Une révélation reçue de Madrid nécessitait, en effet, des ouvertures à Vienne ; un mot échappé à Londres modifiait notre attitude en Hollande. Tous les princes allemands, depuis l’électeur de Brandebourg, jusqu’au plus petit évêque régalé par la France[1], toutes les puissances du second ordre, le Portugal que Louis XIV payait pour faire la guerre, la Suède qu’il payait pour rester en paix, s’engrenaient comme des ressorts accessoires dans le jeu d’une mécanique immense. Les correspondances contemporaines doivent donc s’éclairer l’une par l’autre : un rapport de l’abbé de Saint-Romain, agent secret à Lisbonne, expliquera une dépêche de l’archevêque d’Embrun, ambassadeur à Madrid ; et c’est une lettre de M. de Gravel, ministre à Ratisbonne, de M. Gomont, envoyé à Cologne, ou de M. Millet, plénipotentiaire à Berlin, qui éclaircira des soupçons conçus par M. de Grémonville, à Vienne, ou le comte d’Estrades, à La Haye.

Le soin de réunir ces documens précieux et de les éclairer par une haute critique revenait de droit à un écrivain qui a eu le bon goût de rester fidèle à ses premières études, alors que de plus éclatantes fortunes pouvaient l’inciter à les abandonner. Les lettres profiteront d’une conduite pleine de convenance, si ce n’est d’habileté, et qui, sans compromettre l’avenir politique de M. Mignet, s’il veut un jour en poursuivre un, lui impose aujourd’hui, comme un devoir de position, de graves et honorables travaux.

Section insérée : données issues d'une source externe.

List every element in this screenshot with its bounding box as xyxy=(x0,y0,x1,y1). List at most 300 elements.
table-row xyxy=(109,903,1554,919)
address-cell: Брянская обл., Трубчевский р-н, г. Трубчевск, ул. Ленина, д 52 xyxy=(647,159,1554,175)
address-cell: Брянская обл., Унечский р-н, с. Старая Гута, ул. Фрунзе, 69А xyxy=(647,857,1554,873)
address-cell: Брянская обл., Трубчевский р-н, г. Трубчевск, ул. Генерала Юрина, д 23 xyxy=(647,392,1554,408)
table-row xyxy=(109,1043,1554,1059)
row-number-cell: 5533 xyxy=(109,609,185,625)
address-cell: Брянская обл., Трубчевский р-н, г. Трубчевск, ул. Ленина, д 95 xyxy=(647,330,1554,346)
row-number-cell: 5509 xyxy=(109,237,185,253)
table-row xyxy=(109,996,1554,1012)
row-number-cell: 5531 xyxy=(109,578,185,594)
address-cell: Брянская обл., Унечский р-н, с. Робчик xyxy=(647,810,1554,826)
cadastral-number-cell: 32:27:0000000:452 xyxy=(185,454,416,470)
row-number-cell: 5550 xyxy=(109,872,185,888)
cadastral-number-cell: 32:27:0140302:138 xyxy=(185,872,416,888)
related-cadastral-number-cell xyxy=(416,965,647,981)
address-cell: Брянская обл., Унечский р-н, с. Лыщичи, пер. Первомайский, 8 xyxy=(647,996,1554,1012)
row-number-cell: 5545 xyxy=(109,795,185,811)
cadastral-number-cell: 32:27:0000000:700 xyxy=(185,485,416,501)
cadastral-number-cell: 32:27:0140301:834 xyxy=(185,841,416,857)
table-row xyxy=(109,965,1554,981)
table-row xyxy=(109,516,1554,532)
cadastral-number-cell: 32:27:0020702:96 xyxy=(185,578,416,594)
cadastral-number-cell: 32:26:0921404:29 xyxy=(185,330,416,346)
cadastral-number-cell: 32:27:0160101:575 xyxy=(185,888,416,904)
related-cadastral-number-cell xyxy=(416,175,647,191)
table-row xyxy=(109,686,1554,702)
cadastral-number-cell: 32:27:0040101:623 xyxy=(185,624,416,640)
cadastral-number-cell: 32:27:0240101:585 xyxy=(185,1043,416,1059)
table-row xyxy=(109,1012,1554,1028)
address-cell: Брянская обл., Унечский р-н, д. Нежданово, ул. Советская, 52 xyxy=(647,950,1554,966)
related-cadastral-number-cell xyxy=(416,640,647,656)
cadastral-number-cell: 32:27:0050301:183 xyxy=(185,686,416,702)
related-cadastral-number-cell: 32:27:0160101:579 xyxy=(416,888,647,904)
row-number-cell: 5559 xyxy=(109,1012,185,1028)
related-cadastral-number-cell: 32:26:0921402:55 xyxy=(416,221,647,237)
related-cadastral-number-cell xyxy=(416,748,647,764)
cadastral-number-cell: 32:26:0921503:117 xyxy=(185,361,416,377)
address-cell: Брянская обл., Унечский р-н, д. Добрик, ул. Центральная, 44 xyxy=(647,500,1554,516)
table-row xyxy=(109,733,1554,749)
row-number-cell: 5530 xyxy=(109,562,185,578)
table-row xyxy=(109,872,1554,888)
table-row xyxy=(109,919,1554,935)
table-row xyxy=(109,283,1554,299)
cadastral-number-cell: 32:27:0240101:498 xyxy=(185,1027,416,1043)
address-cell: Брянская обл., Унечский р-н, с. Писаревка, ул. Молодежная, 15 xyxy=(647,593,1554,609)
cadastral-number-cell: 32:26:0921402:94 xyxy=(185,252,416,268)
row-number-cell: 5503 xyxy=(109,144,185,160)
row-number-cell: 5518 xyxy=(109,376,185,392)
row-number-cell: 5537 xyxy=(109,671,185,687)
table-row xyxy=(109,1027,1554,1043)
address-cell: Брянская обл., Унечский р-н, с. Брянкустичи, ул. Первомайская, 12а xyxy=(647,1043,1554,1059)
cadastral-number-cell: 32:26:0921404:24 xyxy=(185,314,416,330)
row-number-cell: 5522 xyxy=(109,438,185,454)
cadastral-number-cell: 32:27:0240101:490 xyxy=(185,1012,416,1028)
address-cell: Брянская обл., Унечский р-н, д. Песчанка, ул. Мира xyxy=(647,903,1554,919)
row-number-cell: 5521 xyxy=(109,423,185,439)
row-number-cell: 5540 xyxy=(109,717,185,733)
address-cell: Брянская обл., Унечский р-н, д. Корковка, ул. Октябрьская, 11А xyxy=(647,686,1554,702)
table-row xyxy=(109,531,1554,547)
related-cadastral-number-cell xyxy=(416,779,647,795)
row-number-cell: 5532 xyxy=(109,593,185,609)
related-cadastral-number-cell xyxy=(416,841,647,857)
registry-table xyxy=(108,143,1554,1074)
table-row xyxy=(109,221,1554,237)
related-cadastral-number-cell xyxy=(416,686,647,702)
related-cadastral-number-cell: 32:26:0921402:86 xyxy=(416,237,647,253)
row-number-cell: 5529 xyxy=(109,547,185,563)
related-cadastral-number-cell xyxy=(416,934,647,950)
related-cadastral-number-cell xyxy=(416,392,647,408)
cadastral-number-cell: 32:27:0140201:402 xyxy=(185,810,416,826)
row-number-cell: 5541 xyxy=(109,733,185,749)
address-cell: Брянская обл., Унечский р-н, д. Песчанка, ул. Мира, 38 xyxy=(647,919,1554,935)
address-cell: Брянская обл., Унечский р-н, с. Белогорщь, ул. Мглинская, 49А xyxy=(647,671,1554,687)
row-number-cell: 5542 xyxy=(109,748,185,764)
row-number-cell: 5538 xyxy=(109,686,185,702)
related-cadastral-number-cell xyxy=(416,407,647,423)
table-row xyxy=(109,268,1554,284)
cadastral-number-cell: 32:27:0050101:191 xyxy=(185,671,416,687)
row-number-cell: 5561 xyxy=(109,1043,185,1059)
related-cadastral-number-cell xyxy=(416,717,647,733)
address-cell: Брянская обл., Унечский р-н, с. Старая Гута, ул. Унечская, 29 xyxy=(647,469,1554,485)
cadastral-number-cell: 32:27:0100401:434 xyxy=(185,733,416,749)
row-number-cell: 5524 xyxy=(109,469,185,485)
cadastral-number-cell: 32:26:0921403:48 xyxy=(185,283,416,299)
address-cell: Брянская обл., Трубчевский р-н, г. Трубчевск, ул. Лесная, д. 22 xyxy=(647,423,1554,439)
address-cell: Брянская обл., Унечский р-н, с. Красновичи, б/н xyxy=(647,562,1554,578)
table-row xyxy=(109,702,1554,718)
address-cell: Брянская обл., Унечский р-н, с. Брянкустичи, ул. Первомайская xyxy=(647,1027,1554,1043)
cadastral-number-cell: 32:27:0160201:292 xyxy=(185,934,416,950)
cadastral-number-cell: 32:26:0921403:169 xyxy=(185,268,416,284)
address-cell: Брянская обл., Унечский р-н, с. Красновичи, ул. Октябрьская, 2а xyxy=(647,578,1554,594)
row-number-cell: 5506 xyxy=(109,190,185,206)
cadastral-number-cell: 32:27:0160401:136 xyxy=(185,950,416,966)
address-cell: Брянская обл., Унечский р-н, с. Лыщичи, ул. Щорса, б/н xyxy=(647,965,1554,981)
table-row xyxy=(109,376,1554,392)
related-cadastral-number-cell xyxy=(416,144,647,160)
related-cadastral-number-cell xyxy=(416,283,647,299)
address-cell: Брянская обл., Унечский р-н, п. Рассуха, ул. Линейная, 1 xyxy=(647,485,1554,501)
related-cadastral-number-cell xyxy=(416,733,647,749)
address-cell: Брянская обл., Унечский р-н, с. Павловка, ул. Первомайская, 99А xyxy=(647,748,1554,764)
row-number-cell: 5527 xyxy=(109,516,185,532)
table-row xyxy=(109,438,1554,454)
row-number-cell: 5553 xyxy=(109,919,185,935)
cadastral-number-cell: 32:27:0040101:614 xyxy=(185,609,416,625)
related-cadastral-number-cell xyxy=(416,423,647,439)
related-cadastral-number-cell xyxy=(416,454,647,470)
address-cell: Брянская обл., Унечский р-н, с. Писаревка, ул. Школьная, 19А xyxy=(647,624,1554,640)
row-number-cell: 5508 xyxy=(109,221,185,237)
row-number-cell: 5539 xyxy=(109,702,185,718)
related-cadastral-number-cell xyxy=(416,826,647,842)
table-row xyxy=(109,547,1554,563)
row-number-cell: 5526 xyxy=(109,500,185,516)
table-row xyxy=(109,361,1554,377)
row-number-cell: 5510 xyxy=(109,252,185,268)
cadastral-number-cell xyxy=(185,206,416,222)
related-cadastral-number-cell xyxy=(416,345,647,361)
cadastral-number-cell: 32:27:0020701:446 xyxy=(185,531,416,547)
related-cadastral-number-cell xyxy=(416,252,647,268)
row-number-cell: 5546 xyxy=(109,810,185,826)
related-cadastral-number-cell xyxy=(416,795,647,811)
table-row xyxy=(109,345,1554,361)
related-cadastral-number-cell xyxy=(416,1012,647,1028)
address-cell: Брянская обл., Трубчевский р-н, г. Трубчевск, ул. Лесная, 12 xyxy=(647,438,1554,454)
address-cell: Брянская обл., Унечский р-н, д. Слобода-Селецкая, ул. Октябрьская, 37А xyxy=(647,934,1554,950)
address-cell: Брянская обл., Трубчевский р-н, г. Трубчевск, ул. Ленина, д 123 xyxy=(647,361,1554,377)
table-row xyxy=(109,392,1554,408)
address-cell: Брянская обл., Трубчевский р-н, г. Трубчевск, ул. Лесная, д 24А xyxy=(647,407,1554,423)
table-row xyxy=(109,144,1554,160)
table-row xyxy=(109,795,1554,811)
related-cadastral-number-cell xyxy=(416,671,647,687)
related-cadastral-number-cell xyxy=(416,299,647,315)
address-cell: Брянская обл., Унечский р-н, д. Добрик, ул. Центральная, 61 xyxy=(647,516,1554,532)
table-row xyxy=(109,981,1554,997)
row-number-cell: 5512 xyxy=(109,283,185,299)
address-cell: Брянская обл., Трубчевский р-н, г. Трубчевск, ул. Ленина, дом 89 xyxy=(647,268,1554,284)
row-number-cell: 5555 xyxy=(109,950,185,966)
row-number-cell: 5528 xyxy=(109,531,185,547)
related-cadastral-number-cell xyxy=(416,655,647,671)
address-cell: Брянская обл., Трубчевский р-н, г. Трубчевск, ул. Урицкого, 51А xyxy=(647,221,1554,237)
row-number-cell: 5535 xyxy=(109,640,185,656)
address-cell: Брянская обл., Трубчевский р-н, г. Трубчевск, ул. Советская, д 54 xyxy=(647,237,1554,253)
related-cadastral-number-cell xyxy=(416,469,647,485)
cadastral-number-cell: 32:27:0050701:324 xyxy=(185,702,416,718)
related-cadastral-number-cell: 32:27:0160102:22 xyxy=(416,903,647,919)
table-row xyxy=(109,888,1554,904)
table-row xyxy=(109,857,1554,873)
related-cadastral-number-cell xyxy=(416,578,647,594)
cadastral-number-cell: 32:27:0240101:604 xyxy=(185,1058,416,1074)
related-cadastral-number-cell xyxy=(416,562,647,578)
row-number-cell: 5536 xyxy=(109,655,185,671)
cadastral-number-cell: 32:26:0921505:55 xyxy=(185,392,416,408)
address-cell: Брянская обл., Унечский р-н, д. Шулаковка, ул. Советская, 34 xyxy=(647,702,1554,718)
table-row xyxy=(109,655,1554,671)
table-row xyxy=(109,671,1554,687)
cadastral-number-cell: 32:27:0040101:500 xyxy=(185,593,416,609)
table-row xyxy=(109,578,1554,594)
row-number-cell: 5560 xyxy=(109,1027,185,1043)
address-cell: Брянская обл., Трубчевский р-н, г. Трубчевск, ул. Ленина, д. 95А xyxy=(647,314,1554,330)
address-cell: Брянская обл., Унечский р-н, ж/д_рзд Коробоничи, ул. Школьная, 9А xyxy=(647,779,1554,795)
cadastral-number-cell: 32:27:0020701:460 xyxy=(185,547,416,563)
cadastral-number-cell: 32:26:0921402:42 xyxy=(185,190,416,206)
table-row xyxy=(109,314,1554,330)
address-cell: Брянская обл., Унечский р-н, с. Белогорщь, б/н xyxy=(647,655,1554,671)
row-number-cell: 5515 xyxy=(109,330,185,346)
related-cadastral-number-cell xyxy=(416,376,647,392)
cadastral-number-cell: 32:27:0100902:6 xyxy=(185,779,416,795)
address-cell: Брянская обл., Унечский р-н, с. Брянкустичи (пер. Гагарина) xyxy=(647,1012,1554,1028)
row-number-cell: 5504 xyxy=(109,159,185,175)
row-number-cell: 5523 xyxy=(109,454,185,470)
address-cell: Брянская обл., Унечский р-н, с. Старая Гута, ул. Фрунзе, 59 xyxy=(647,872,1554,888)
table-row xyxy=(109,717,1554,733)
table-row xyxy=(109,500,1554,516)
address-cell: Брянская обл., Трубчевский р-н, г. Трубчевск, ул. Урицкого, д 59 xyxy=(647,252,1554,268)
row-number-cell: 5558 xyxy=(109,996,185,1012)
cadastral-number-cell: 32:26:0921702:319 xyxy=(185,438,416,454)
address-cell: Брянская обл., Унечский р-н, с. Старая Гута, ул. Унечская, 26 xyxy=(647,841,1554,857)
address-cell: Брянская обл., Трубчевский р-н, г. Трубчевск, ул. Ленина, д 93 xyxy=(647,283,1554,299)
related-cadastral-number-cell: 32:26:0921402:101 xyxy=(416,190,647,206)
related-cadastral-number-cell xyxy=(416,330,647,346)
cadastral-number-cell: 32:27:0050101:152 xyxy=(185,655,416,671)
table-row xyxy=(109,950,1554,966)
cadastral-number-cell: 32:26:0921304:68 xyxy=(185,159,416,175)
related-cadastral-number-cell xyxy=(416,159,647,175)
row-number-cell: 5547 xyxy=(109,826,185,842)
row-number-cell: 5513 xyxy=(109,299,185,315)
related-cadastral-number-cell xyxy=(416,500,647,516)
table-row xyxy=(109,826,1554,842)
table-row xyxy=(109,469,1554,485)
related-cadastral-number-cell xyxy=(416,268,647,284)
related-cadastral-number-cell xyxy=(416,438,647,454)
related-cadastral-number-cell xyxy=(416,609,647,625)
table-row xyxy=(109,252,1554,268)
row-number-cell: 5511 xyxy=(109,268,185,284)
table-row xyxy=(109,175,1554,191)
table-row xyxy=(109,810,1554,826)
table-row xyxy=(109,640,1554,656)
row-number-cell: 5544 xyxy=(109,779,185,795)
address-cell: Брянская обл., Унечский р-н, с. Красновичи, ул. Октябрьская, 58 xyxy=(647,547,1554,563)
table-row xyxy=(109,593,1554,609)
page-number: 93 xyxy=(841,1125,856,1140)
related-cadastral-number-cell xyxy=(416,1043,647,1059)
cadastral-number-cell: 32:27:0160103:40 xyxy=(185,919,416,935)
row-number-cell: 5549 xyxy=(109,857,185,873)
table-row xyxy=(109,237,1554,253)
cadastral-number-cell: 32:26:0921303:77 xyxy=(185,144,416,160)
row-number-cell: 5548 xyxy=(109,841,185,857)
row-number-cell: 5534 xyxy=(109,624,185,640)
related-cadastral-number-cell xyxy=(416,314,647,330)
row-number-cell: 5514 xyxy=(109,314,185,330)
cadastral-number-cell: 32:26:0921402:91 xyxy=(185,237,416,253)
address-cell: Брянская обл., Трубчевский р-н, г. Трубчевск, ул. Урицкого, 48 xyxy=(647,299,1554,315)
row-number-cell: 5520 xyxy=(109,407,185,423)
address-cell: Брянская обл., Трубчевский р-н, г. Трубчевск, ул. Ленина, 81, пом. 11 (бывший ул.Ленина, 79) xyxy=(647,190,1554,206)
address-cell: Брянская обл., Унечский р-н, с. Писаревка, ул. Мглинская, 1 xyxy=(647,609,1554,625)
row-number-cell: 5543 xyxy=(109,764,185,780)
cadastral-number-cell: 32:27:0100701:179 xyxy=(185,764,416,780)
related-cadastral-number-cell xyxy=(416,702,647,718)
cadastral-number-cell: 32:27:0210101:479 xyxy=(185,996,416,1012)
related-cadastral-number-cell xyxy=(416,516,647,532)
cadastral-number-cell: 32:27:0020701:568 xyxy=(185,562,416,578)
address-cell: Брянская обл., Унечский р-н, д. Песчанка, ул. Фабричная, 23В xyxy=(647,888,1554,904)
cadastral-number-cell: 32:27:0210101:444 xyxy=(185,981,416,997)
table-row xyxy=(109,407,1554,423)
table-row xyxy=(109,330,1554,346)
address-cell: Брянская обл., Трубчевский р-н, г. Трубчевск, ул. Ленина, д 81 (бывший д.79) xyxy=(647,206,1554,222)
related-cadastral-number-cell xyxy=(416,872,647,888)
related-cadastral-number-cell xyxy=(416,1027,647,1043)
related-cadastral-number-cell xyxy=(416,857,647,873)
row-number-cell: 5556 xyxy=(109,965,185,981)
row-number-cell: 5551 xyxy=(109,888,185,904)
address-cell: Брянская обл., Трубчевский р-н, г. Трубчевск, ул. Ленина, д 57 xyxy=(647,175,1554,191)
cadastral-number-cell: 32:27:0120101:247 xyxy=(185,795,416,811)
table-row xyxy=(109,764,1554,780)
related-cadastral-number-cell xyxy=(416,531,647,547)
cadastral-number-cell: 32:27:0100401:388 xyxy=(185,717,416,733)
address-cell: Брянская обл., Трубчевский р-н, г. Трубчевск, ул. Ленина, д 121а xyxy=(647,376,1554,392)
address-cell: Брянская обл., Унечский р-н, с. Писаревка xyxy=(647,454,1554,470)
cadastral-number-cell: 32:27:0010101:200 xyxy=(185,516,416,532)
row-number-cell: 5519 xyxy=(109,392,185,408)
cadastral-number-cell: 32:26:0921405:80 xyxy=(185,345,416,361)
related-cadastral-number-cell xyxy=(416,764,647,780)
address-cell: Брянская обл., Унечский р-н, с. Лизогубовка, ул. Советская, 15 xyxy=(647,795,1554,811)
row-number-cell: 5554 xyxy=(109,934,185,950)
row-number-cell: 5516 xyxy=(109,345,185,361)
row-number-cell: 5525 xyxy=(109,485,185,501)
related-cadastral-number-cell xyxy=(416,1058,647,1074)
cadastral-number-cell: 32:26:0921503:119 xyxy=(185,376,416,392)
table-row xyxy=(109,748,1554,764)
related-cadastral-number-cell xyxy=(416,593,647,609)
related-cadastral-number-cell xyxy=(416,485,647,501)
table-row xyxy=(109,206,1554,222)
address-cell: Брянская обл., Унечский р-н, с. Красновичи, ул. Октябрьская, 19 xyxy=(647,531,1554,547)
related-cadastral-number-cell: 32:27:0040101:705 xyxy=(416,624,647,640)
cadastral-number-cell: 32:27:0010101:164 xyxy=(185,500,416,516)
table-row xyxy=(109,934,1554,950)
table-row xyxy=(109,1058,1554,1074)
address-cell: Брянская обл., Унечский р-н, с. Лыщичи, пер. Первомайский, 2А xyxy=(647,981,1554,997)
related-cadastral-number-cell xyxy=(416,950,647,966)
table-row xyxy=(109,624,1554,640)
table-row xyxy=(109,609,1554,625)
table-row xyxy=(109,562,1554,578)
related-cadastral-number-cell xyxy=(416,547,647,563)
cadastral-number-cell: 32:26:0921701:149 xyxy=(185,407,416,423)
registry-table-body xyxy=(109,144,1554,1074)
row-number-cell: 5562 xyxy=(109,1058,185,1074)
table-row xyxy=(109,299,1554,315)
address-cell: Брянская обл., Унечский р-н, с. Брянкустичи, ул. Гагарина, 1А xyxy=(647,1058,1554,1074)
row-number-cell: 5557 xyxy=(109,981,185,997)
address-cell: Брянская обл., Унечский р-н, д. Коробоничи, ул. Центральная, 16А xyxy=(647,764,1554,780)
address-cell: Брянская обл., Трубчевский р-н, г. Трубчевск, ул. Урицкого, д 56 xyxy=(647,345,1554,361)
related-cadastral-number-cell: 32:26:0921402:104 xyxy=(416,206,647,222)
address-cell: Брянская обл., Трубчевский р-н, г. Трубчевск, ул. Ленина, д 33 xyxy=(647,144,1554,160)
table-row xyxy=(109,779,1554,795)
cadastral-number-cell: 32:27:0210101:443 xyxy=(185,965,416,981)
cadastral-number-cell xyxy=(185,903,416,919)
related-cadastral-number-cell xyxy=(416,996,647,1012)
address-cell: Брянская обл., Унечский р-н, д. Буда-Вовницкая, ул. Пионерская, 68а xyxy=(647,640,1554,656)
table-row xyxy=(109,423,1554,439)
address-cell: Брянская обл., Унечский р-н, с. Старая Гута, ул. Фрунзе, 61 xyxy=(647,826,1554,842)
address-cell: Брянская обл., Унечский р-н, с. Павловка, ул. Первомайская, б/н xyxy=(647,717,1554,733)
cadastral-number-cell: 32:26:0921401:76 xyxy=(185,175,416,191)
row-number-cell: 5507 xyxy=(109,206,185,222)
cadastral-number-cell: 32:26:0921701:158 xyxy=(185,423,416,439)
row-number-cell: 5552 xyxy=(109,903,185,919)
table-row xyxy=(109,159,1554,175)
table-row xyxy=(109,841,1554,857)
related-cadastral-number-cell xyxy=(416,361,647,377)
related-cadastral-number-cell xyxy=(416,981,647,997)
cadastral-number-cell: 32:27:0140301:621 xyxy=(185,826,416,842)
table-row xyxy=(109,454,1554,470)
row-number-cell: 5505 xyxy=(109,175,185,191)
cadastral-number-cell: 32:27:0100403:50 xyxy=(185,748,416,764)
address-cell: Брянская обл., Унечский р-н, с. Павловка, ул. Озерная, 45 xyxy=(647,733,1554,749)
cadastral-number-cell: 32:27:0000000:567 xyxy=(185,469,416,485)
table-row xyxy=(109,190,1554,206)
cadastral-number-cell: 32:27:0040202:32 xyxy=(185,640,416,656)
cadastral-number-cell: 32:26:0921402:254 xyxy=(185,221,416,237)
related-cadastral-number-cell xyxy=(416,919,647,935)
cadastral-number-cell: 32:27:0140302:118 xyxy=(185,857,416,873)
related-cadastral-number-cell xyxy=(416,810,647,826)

Sur son œuvre de jeunesse, on avait pu deviner en lui plusieurs

  1. L’on emploie ici cette expression dans le sens qu’elle eut constamment sous Louis XIV, pour indiquer les présens et les subventions faits par un roi, et l’on demande humblement la permission de signaler cette lacune au Dictionnaire de l’Académie.